Mon voisin est en liquidation. Suite à une offre de reprise que j’avais faite, le Tribunal a autorisé le mandataire judiciaire à me vendre de gré à gré une partie de ses vignes et de ses terres. Puis-je prendre possession des biens tout de suite ?

Lorsqu’un exploitant agricole est en liquidation judiciaire, ses biens sont vendus, soit aux enchères, soit sur adjudication amiable, soit de gré à gré.

Les personnes intéressées par la reprise de certains biens peuvent faire des offres d’achat en vue d’une vente de gré à gré. Si leur offre est sélectionnée par le Tribunal, celui-ci rend alors une ordonnance, dans laquelle il autorise le liquidateur à leur vendre de gré à gré les biens qu’ils envisagent d’acheter.

Pour celui qui achète, et qui est toujours pressé de prendre possession des biens, il faut néanmoins prendre garde à quelques petits détails, surtout si les biens qui l’intéressent sont des immeubles.

En effet, ce n’est pas parce que le Tribunal a autorisé le liquidateur à lui vendre certains biens immobiliers (bâtiments, terres, vignes, verges) que celui dont l’offre a ainsi été retenue est pour autant devenu propriétaire des biens.

Certains évènements peuvent en effet survenir et avoir pour effet de le priver des terres ou bâtiments qui devaient lui revenir.

C’est le cas quand l’ordonnance est annulée suite à un recours judiciaire ou que la SAFER préempte. Sur ce point, il faut savoir que la SAFER conserve son droit de préemption lorsque le Tribunal a autorisé la vente de gré à gré de certains immeubles ou terrains, même s’il s’agit d’un lot. En réalité, le seul cas où la SAFER ne peut pas préempter est celui  dans lequel le Tribunal a ordonné un « plan de cession » global ou partiel de l’entreprise et que les immeubles se trouvent listés dans ce plan.

Lorsque la SAFER peut préempter, ce n’est pas le Tribunal qui informe celle-ci du projet de vente de gré à gré, mais le notaire que le liquidateur désigne pour rédiger la vente.

Autrement dit, celui dont l’offre de reprise a été retenue peut toujours voir la SAFER lui passer devant, au dernier moment.

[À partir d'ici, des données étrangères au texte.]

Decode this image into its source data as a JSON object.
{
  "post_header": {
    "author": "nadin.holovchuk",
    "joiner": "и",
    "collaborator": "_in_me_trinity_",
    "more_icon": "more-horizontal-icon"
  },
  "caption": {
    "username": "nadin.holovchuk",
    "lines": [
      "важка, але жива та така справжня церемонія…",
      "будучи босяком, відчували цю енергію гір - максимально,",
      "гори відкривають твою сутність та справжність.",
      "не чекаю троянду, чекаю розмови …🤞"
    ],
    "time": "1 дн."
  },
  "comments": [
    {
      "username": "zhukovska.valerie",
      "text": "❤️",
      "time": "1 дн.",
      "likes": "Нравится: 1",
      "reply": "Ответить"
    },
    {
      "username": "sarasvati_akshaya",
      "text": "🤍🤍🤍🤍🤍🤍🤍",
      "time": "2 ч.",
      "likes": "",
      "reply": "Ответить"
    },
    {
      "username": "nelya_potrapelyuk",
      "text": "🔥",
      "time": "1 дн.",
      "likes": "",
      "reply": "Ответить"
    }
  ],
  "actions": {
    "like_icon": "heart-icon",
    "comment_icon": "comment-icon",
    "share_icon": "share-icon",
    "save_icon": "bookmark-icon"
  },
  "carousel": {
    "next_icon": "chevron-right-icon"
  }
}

Or, en cas de préemption par la SAFER, aucune règle n’oblige celle-ci à laisser le repreneur récolter ou vendanger le fruit de son travail. Aucune règle non plus n’oblige la SAFER à l’indemniser au titre des dépenses qu’il aurait pu engager avant qu’elle préempte. Il est certes envisageable d’invoquer l’existence d’une faute du liquidateur, si celui-ci a incité le repreneur à prendre possession des biens, ou a tenu des propos rassurants, l’incitant à entrer sur le terrain. Mais ce genre d’action n’a que très peu de chances d’aboutir.

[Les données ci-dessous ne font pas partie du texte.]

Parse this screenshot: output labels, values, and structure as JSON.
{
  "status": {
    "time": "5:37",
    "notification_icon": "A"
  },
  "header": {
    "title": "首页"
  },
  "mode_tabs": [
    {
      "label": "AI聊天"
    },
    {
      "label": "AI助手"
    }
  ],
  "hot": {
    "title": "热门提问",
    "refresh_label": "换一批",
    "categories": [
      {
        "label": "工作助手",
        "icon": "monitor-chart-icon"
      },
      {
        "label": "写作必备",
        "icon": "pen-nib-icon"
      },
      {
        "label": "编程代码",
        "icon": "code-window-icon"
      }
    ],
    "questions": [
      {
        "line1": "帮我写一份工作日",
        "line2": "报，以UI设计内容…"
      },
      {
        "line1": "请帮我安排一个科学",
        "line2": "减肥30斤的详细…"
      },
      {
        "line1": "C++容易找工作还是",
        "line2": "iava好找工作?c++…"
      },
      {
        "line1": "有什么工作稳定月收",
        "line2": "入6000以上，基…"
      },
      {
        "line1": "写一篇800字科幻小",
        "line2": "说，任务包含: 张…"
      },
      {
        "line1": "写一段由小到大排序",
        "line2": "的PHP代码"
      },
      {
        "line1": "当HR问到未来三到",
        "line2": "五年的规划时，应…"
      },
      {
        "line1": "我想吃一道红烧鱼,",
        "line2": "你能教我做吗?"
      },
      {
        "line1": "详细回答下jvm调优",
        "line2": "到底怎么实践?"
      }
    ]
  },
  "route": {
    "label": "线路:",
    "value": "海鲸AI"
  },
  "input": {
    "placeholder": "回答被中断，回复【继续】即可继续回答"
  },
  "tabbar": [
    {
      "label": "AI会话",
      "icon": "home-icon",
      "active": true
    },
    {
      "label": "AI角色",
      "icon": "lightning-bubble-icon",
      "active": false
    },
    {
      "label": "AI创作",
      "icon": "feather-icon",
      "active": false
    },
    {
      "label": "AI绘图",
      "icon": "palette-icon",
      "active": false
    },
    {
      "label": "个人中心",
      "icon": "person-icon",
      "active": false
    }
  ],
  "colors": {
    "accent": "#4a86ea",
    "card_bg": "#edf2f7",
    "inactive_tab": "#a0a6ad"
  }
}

En effet, le risque de préemption par la SAFER est prévu par la loi, et nul n’est censé ignorer celle-ci.

Il est dès lors plus raisonnable de chercher dès le départ à éviter le contentieux, et de demander au Tribunal, dès l’envoi de l’offre d’achat, qu’il précise dans son ordonnance qu’en cas de préemption par la SAFER, celle-ci ne pourra prendre possession qu’à l’expiration de l’année culturale.

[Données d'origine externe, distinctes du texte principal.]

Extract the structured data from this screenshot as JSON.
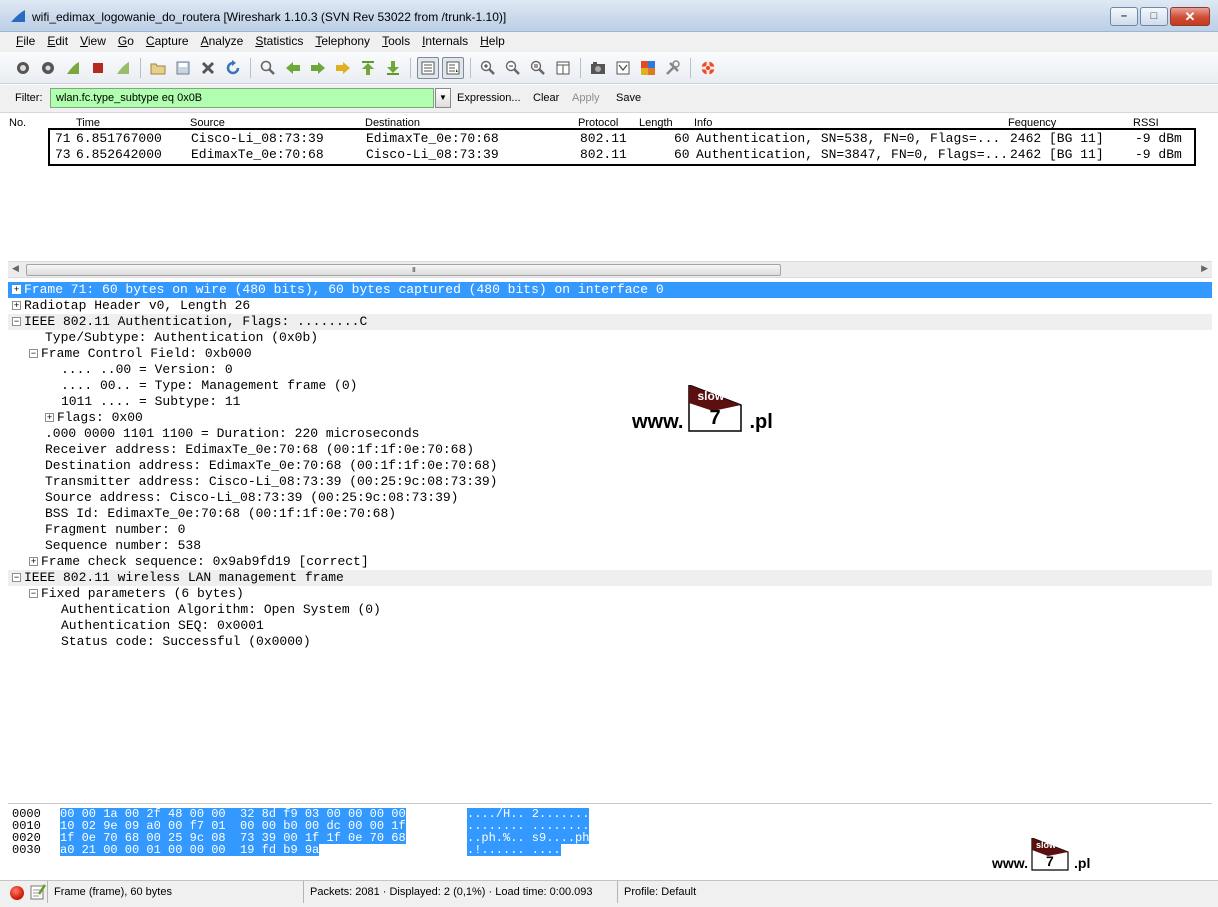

Si l’on n’a pas pris cette précaution, et que la SAFER préempte il est toujours possible   de demander à celle-ci l’autorisation de rester en possession jusqu’aux moissons, ou jusqu’à la fin de l’époque des vendages, mais la SAFER n’est pas obligée d’accepter sur cette simple demande.

En cas de refus, le repreneur pourra agir judiciairement contre la SAFER ou contre le tiers à qui elle a rétrocédé les biens, en invoquant l’existence d’un « enrichissement sans cause ».

Mais ce genre de procédure est aléatoire, car le droit d’être indemnisé est subordonné à l’absence de faute lourde.

Or, si le fait de prendre possession des biens suite à l’ordonnance n’est pas en soi une faute lourde, notamment lorsque le mandataire judiciaire lui a indiqué que cela était possible, en revanche, le fait de prendre possession des biens sans demander une autorisation d’exploiter peut être assimilé à une faute lourde devant un Tribunal.

Dans la mesure où il est probable que la SAFER ou le candidat désigné par celle-ci fassent état de cette absence d’autorisation, pour échapper au paiement d’une indemnité, il vaut mieux faire les choses dans les règles, ce qui signifie s’abstenir de prendre possession des biens tant qu’un risque de préemption existe, et demander quand cela est nécessaire une autorisation d’exploiter.